02/14/2013 12:05 pm ET Updated Apr 16, 2013

The State of Our City Is Fragile

Fellow Detroiters:

The state of our city is fragile.

While full of possibility and enormous opportunity for growth and renewal, Detroit's future remains tenuous. Our civic leaders must urgently confront the deep historical challenges that are engulfing us today with three essential tasks.

First, we must execute a city turn-around with a fierce focus on the fundamentals of city government. From our decrepit finances to our beleaguered police and fire response units to our deplorable crime rate, nothing will restore confidence in this city more than providing the most basic city services to all of our citizens so they feel safe, protected and empowered to live out their aspirations.

These are not idle issues. They are the fulcrum by which people choose to stay or leave this town. They are the bottom rung of Detroit's own Maslow Needs hierarchy. Every street light that stays out, every blighted property that goes unattended, and every threat our citizens face is an injustice to all of us and the essential role we require from our public services. This, above all else, is why all of us must clamor for city hall to stop promising us moon shots and instead lead with an understanding that our future will be set from the foundation Detroit builds now. We must forge strong basic services to renew, or even reasonably establish, local confidence to stop the bleeding of Detroit's people -- literally and figuratively.

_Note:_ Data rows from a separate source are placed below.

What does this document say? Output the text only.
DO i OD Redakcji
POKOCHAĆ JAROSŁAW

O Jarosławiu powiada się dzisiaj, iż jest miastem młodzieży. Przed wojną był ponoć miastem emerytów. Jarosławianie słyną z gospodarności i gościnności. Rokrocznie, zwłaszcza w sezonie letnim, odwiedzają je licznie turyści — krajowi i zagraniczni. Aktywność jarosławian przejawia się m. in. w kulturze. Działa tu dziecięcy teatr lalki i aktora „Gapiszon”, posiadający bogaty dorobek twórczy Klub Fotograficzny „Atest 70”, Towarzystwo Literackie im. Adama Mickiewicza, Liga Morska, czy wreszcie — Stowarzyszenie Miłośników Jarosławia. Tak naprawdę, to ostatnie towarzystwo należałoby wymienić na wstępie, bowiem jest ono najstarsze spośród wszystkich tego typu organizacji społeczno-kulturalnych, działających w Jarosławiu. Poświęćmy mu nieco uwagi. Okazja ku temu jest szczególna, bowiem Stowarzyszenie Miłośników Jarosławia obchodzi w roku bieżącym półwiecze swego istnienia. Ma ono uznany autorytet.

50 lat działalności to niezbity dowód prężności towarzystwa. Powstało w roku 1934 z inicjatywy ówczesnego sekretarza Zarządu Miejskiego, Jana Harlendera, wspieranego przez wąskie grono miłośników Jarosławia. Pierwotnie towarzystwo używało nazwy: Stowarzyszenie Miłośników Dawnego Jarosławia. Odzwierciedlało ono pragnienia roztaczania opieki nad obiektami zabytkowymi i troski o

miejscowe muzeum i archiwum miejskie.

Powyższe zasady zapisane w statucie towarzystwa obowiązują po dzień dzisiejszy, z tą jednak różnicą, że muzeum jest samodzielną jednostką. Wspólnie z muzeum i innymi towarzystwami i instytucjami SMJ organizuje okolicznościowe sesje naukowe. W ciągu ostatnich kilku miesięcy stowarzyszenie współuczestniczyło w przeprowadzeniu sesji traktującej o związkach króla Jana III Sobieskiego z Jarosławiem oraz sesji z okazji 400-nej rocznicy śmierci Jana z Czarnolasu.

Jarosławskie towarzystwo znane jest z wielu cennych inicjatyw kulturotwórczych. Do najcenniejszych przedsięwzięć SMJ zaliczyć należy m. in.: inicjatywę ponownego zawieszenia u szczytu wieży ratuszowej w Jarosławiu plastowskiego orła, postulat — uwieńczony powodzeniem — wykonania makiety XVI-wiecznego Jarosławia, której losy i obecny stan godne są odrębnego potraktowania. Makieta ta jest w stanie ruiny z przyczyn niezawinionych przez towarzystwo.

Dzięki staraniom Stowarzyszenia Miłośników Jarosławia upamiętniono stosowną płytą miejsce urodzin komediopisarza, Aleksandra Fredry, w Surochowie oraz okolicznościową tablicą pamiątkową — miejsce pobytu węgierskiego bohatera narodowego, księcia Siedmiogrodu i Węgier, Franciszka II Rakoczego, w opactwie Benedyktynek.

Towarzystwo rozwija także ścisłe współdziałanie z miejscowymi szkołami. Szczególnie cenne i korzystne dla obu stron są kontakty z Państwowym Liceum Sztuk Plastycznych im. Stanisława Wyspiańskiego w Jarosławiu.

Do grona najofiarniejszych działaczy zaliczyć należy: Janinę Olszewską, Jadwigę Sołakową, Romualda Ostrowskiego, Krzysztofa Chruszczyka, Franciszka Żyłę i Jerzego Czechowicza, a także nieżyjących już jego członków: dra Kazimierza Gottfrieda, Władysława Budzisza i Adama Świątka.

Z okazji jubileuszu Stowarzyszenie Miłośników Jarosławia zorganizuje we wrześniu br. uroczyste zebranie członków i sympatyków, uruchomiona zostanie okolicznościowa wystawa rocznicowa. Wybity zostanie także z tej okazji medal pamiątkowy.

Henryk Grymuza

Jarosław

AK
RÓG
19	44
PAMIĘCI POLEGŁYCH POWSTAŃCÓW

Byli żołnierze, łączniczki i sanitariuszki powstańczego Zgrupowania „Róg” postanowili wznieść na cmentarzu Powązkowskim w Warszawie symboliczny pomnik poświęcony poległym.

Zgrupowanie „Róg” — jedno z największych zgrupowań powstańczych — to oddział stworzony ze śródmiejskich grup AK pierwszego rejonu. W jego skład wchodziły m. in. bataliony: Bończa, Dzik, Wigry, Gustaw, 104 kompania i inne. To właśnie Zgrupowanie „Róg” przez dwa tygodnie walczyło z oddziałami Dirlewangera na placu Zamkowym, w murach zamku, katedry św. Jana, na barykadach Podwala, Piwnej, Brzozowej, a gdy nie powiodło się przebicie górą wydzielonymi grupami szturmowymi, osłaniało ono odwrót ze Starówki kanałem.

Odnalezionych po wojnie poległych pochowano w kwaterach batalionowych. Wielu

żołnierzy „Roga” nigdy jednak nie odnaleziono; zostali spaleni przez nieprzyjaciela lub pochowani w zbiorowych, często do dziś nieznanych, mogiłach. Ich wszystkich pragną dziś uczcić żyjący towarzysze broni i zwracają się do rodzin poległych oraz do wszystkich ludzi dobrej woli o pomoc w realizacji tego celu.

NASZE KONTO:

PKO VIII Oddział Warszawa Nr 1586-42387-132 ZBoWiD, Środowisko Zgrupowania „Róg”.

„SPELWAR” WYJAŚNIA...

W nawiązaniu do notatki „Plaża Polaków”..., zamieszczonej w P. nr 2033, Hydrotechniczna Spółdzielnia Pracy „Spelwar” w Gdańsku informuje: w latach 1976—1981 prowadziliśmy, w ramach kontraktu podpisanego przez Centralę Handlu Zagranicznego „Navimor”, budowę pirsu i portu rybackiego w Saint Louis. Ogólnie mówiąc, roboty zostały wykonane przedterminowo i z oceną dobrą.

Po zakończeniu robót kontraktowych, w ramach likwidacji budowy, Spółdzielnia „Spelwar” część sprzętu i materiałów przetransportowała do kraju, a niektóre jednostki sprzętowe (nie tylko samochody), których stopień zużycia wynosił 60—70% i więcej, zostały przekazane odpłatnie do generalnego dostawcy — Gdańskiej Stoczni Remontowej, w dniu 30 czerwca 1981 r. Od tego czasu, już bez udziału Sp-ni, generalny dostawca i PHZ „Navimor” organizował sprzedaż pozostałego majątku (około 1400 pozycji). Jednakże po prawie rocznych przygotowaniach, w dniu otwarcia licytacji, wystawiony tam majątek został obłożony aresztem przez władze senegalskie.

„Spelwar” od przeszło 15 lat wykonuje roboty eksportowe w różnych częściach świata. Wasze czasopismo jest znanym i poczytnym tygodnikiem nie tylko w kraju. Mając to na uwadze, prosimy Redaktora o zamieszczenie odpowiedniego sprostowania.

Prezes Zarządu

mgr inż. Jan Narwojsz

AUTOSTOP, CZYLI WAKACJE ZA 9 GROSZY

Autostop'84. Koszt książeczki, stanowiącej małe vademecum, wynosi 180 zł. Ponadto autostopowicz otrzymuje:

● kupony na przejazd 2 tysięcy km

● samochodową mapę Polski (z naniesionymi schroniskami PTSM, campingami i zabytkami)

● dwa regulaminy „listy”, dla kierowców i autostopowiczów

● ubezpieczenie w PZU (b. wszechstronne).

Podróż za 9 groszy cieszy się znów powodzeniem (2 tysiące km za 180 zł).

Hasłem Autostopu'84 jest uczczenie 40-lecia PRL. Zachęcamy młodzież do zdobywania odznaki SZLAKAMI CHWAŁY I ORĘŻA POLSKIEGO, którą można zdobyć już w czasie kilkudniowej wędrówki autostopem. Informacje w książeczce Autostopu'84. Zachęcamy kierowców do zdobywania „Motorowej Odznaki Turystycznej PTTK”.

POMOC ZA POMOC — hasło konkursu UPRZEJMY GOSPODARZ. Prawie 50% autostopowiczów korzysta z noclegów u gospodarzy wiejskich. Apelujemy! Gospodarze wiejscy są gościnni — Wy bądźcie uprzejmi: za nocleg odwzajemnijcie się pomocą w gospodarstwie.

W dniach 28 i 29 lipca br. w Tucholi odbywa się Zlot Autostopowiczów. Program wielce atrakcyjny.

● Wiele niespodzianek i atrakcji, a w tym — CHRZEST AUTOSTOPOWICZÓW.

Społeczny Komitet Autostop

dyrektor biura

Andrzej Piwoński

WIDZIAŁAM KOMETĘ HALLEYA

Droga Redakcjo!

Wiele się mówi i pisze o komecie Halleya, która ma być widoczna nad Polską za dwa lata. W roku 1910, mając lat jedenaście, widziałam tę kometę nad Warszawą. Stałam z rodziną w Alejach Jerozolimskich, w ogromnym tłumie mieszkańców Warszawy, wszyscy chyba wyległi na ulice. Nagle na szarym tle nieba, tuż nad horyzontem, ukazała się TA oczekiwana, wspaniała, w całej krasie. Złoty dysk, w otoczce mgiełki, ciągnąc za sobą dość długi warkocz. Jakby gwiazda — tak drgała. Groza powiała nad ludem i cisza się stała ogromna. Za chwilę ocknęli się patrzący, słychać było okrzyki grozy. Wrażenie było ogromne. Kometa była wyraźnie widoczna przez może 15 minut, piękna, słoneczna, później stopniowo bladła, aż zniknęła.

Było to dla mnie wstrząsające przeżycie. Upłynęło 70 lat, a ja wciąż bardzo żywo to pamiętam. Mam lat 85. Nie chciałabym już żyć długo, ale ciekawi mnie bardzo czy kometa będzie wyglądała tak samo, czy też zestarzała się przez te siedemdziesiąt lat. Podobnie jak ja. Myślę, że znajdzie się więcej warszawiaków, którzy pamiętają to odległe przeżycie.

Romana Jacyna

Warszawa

Second, in the face of deep unease, distrust, and anxiety in this city, we must equally commit with profound dedication to community building. Scoff all you want, but until we find common ground built from mutual relationships, trust and reconciliation, Detroit will never realize its full potential as an inclusive community that celebrates all of its citizens and regional neighbors.

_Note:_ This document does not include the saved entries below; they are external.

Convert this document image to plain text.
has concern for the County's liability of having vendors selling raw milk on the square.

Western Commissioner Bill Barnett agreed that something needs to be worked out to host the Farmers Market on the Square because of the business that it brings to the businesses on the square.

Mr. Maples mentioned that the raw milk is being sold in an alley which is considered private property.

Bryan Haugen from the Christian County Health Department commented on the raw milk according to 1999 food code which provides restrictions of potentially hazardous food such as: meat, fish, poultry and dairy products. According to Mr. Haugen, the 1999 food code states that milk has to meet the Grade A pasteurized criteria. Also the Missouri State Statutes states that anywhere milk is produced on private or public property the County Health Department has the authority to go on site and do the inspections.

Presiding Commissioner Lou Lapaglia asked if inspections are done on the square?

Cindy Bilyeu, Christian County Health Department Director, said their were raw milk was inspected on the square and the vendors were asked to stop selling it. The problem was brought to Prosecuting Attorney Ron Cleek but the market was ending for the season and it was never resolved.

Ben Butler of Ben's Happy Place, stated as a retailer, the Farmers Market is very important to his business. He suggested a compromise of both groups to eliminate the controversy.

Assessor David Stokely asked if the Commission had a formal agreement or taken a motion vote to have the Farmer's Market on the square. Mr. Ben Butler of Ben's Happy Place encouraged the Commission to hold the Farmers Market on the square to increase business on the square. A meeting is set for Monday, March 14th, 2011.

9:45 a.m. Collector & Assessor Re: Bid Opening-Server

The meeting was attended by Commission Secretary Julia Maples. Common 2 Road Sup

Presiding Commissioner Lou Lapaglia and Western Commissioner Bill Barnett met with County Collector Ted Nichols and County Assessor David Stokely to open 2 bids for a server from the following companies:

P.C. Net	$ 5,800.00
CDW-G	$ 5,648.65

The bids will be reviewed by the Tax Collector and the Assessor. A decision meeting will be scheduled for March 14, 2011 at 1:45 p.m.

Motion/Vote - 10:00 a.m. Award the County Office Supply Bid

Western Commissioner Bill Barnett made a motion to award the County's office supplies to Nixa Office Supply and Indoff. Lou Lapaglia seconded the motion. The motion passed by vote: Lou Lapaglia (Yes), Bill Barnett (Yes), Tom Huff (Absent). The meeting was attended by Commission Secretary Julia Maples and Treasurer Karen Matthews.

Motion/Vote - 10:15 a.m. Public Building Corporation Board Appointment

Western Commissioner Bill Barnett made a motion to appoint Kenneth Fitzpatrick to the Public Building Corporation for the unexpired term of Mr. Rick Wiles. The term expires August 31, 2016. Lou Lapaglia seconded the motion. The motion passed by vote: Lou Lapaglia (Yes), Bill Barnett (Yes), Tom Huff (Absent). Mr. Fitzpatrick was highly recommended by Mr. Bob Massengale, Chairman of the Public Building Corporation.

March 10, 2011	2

All of us in Detroit merit respect and must see our diverse neighbors -- black, white, and brown; young and old; blue-collar and white-collar; lifelong residents and new transplants -- as people worthy of dignity and belonging in our proud and authentic city.

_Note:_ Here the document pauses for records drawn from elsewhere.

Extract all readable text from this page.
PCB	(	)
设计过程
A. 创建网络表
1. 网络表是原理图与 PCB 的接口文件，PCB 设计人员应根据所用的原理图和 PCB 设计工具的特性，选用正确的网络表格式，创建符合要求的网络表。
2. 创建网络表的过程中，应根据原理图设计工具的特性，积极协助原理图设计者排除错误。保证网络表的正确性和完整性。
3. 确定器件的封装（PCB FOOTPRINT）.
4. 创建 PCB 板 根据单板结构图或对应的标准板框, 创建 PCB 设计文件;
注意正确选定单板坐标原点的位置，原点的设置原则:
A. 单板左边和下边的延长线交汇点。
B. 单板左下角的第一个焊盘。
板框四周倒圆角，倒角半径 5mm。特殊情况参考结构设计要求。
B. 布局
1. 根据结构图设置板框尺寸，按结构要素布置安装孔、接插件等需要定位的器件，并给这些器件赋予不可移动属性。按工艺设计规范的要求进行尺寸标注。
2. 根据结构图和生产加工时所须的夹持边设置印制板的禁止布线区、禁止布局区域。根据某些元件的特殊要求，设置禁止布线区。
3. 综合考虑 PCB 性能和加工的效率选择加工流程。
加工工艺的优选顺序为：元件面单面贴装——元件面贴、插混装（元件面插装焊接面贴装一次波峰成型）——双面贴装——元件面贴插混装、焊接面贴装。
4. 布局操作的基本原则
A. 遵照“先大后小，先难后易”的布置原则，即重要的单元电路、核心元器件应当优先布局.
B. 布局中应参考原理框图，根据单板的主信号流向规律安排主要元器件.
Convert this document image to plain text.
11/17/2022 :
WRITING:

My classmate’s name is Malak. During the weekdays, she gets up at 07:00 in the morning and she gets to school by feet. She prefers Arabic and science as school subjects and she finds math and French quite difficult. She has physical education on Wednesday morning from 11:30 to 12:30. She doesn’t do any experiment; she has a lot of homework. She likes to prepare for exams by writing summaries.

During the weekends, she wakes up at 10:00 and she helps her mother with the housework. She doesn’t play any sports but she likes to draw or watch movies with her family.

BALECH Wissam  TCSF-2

Shame on us for allowing the divisions and distrust that festers at the fringes of our city to denigrate our task, and I beg our civic leaders to understand their critical obligations to effective community building. You must nurture our soulful city to see this vision through and challenge those among us who would dare to bring divisive rhetoric to your forums like you would a school yard bully. We need higher standards in our civic discourse and that process starts with our leaders who have the power of the pulpit. Please, set the tone.

Third and finally, it is unconscionable that our leaders continue to point fingers, get defensive, and play the victims rather than standing up to solve the challenges they face. Punting your responsibilities to effecting reasonable solutions is atrocious public leadership. Most of us respect and understand the enormity of the duty you carry, but we can only endure such feckless (reckless?) leadership that fails to grasp its core charge: solve problems. Get it done: be constructive, not obstructive; be agents for change and reasonable solutions, not the victim of the office you sought and the cards you were dealt.

These three tasks require daily engagement -- initiative, negotiation, communication, collaboration, risk taking and accountability -- from our leadership.

This generations' task in Detroit is profoundly simple to articulate if gruelingly hard to execute: our actions, our tone and our process for addressing Detroit's manic possibility prism is to forge the bridge from Detroit's epic challenges to its profound opportunities.

As unsexy as it is, the tone and substance of the work ahead must show our grit and determination to achieve these three aims. We must channel all of our energy on these tasks to meaningfully reset Detroit's lurching and fitful progress so it may meaningfully emerge into a city built for growth, prosperity and an inclusive future.

These are the core functions of the mayor's office and whoever occupies it for the foreseeable future. While Detroit can be home to the dreams of all our residents, our leaders must deliver results, must stop the divisiveness, and must do it together.

Please understand your task: build the bridge and see through Detroit's transformation.

Only then will Detroit's next great era properly commence.